Сижу. Молчу. Вспоминаю вдруг, как – а было это в какой-то из девяностых, самых, пожалуй, откровенно махрово-мракобесных годов на одной шестой части суши – после астрологического, прозвучавшего по телевизору, по первому каналу, никакой другой в Ялани не показыват и не показывал, прогноза, в котором гладко выбритый пророк-астролог, отвечая на вопрос звонивших ему в прямом эфире досужих и любознательных зрителей-слушателей, что с ними может в этот день, в который это всё вещалось, произойти, чего нужно им бояться или ожидать с радостью, накаркал, что можно, например, но лишь до двух часов дня, стукнуть молотком себе по пальцу, а после можно не страшиться этого.
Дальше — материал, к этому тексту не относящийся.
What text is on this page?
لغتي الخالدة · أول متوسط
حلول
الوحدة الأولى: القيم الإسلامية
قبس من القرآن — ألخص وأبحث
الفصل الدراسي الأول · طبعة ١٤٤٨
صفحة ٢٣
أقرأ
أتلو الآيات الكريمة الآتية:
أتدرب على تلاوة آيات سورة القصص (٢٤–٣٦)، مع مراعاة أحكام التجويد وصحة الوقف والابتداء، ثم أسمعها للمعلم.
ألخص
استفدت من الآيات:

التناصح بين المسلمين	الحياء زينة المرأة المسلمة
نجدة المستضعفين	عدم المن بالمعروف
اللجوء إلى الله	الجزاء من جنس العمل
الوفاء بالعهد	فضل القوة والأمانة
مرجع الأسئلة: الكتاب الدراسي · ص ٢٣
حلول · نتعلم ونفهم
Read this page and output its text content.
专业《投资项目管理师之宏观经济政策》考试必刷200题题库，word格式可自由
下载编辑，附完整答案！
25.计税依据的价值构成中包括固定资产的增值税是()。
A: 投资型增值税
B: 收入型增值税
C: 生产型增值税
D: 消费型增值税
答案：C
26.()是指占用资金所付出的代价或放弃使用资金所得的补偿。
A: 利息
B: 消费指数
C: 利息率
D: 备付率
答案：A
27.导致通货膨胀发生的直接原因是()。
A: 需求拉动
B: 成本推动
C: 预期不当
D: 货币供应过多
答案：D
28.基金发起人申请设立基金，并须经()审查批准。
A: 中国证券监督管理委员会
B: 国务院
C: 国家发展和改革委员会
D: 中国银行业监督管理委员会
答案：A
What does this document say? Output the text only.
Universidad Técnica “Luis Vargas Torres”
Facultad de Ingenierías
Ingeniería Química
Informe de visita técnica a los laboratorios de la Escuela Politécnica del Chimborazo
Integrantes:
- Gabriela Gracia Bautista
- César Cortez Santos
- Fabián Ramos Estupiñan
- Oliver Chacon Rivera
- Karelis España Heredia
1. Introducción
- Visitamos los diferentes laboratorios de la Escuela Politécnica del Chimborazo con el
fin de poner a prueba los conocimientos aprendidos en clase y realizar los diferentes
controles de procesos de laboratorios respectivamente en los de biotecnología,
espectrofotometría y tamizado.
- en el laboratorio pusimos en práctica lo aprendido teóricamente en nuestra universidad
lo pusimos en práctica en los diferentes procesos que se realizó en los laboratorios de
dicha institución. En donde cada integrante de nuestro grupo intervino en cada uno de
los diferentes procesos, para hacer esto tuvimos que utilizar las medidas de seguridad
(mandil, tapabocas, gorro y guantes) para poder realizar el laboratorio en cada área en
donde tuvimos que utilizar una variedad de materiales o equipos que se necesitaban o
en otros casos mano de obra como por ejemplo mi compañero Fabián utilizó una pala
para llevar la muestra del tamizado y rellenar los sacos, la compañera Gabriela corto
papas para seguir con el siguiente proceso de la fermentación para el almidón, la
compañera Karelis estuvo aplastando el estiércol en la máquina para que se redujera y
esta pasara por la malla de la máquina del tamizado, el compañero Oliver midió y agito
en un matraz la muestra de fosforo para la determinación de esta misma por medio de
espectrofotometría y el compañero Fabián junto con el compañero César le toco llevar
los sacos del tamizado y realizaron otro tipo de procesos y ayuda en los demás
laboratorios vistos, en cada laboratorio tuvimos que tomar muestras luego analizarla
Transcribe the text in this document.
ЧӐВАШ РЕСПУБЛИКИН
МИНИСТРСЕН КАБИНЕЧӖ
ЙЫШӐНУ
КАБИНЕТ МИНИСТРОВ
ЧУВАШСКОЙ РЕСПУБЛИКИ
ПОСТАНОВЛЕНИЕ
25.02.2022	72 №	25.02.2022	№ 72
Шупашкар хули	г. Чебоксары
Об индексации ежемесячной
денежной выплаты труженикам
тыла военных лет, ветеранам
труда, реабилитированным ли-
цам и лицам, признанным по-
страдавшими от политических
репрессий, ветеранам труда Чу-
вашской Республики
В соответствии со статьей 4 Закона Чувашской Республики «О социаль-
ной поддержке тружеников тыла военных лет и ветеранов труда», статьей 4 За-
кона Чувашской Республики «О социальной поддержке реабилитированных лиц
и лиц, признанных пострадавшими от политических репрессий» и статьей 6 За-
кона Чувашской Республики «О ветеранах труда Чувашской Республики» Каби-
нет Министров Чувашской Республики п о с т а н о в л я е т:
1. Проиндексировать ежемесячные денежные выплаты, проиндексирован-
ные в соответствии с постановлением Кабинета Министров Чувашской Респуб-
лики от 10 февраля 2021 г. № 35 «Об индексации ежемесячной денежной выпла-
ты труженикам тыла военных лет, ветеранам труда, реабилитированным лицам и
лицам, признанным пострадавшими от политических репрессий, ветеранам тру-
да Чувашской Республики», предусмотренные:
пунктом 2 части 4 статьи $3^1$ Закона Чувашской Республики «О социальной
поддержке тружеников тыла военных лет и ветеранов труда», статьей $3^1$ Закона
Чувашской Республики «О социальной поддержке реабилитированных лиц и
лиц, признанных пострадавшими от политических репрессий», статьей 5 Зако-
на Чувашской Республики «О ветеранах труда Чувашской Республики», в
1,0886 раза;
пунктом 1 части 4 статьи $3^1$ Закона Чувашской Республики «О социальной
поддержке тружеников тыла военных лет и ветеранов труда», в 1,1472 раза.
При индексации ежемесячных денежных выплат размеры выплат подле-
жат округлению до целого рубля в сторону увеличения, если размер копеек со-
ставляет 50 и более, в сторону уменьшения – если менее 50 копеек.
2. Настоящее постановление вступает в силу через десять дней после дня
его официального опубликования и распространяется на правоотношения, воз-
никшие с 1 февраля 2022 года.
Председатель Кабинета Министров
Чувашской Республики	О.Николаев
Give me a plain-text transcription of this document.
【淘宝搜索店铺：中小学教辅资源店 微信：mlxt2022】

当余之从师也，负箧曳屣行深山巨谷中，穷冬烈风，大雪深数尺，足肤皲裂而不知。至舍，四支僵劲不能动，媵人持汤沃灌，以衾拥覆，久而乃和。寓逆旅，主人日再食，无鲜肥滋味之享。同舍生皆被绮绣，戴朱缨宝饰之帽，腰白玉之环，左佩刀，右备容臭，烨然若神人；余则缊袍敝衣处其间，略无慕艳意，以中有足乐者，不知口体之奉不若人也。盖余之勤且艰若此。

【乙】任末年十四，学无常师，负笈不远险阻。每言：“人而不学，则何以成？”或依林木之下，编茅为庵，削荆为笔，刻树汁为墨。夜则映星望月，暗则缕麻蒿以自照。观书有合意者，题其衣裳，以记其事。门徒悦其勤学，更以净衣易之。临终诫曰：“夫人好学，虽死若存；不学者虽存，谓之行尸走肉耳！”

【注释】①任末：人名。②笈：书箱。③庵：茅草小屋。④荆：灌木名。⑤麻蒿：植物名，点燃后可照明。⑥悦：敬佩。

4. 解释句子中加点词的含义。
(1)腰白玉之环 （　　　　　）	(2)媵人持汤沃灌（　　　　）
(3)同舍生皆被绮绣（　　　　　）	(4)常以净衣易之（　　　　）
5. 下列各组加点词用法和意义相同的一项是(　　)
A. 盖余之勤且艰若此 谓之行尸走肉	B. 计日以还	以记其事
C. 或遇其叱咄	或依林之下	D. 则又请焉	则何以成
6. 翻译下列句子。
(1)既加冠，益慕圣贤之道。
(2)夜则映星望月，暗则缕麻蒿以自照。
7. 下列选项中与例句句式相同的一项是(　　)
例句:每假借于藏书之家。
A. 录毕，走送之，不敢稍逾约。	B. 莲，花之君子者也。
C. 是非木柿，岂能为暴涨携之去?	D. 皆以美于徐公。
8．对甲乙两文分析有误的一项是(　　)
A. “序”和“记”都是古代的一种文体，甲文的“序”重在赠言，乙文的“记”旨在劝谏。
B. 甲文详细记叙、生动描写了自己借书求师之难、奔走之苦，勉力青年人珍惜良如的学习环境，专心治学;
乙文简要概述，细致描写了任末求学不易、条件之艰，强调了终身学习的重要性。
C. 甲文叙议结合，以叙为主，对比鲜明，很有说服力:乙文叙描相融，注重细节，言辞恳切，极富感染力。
Пошёл я, по просьбе мамы – отпуск, как нынче, проводил тогда в Ялани – поправлять калитку в огородчик, и про прогноз совсем забыл, стал гвоздь вколачивать и саданул себя по пальцу, после чего и молоток бросил и завыл, как зверь, от боли, но взглянул тут же на часы – показывали они мне без трёх минут два.
И тут, тьпу-тьпу, чего бы не услышать – на что бы доброе, то ж на худое закодируют. Поднялся я. Пошёл – тропа уже натоптана.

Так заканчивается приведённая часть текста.